Un breve ejemplo ayuda a aterrizarlo. Supongamos una compañía que decide habilitar retornabilidad en una parte de su portafolio. Con gobernanza débil, habrá piloto simpático y poco más. Con gobernanza fuerte:
• Mandato: porcentaje de ventas en retornabilidad en 18 meses; lista de líneas que salen del portafolio por incoherencia con esa meta.
• Finanzas: incorpora rotaciones de activos, costo regulatorio evitado, sensibilidad a resina virgen.
• Compras: pliego con trazabilidad y vida útil del envase; contratos con lavado por desempeño.
• Operaciones / Logística: rutas y microcentros definidos para retorno; métricas de merma y eficiencia de lavado.
• Comercial: incentivos claros para devolución; valor de vida del cliente con retorno.
• Comunicación: relato del proceso con umbrales y aprendizajes; calendario de reportes públicos.
• Rituales: decisión mensual de escalar/pivotear/cerrar con acta y responsables.
Nada heroico. Solo gobernar.
La parte más difícil de la gobernanza no es técnica; es cultural. Implica aceptar que algunas decisiones ya no se llevan por intuición o por jerarquía, sino por criterios que todos compartieron. Implica tolerar la incomodidad de un KPI que expone lo que nadie quería ver. Implica, sobre todo, consistencia: sostener el rumbo cuando lo urgente empuja a retroceder. Ahí se prueba el liderazgo.

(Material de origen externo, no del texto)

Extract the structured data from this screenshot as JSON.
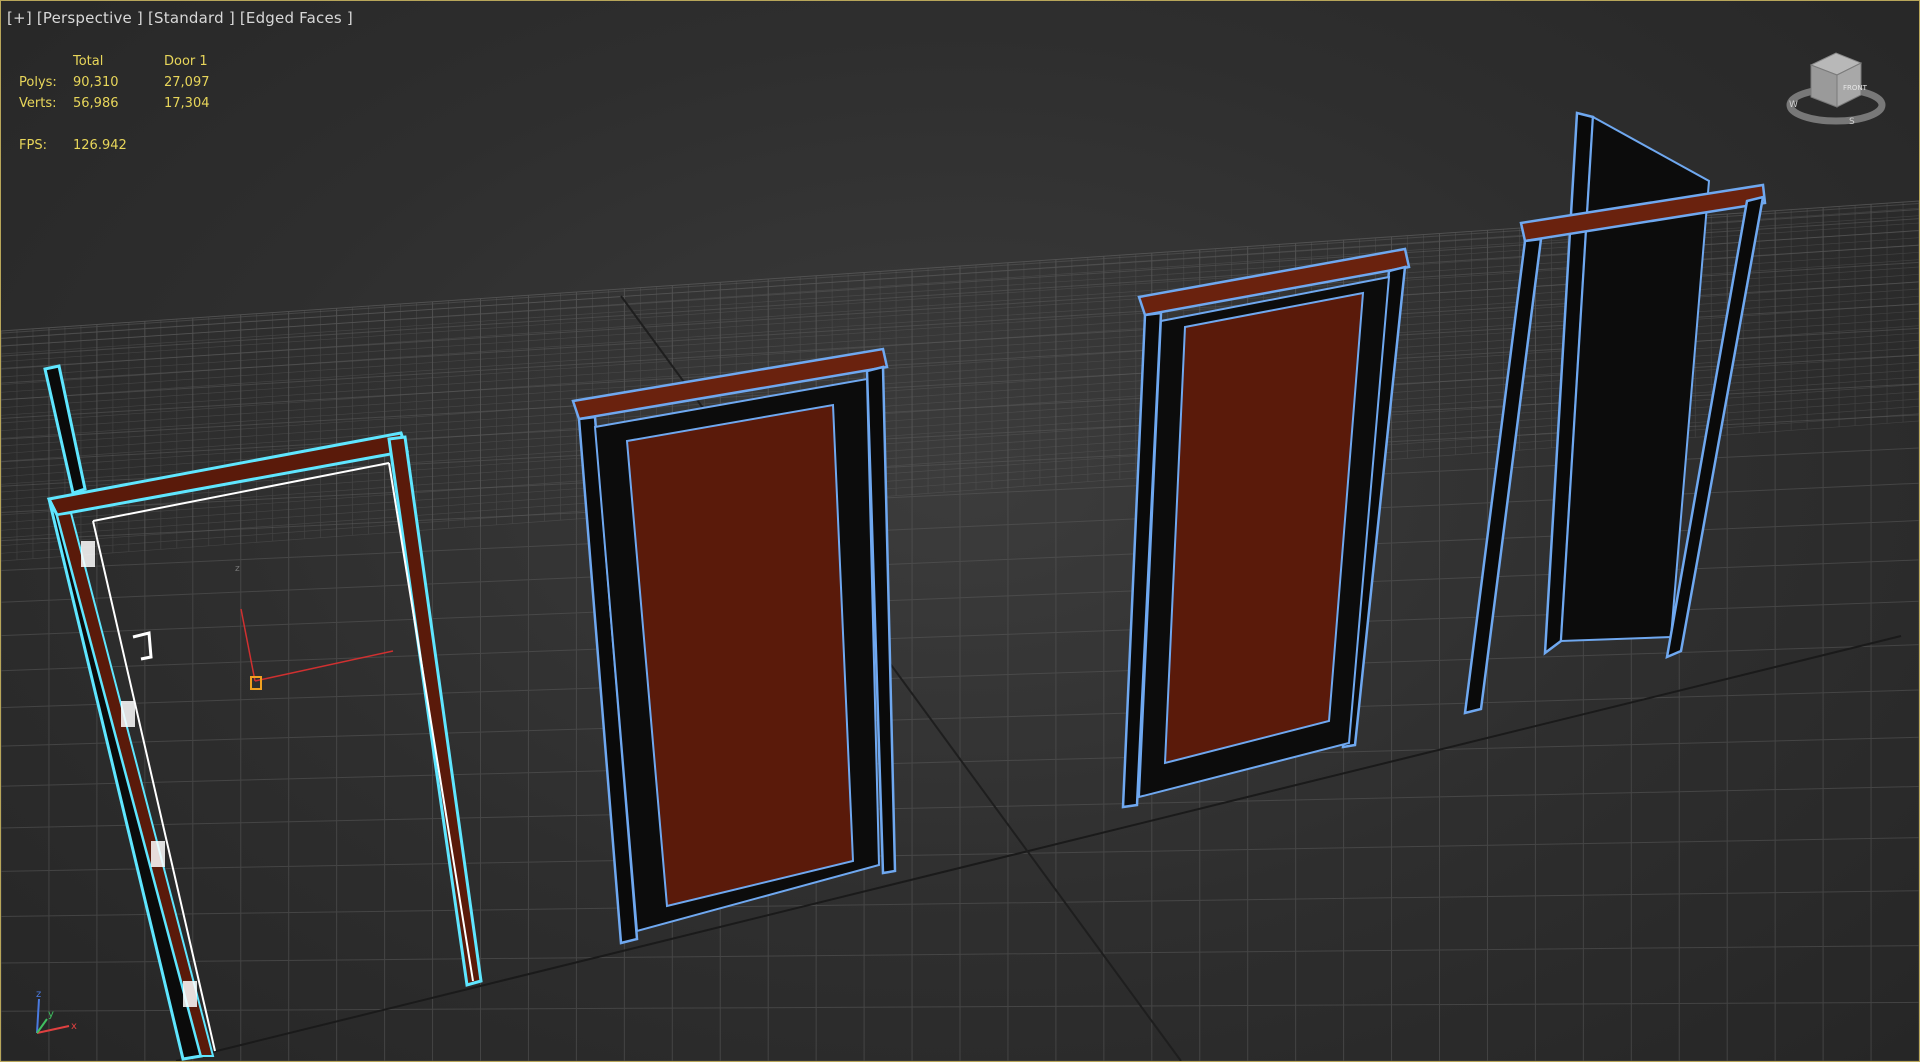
{
  "viewport": {
    "label_plus": "[+]",
    "label_view": "[Perspective ]",
    "label_shading": "[Standard ]",
    "label_mode": "[Edged Faces ]"
  },
  "stats": {
    "col_total": "Total",
    "col_object": "Door 1",
    "polys_label": "Polys:",
    "polys_total": "90,310",
    "polys_object": "27,097",
    "verts_label": "Verts:",
    "verts_total": "56,986",
    "verts_object": "17,304",
    "fps_label": "FPS:",
    "fps_value": "126.942"
  },
  "viewcube": {
    "face_label": "FRONT",
    "compass_w": "W",
    "compass_s": "S"
  },
  "axis_gizmo": {
    "z": "z",
    "y": "y",
    "x": "x"
  },
  "colors": {
    "wood": "#5a1a0a",
    "wood_light": "#7a2a12",
    "edge": "#6fa8f0",
    "selection": "#5fe6ff",
    "stats_text": "#e8d65a",
    "viewport_border": "#b8a65a"
  },
  "icons": [
    "viewcube-icon",
    "axis-tripod-icon",
    "pivot-gizmo-icon"
  ]
}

“Circular sin gobernanza es greenwashing lento” no es una frase dura: es un diagnóstico operativo. Sin estructura, la inercia traga cualquier intención. Con estructura, la circularidad deja de depender del carisma de un área y pasa a ser forma de decidir. Decidir distinto ordena el negocio. Y un negocio ordenado —en un mundo que se volvió exigente— vale más que cualquier anuncio.
La buena noticia es práctica: la gobernanza no exige épica; exige agenda, reglas y consecuencias. Cuando esas tres cosas aparecen, el cambio deja de ser un proyecto y se vuelve normalidad. Y entonces, sí, la compañía deja de pintar de verde lo de siempre y empieza a rediseñar en serio.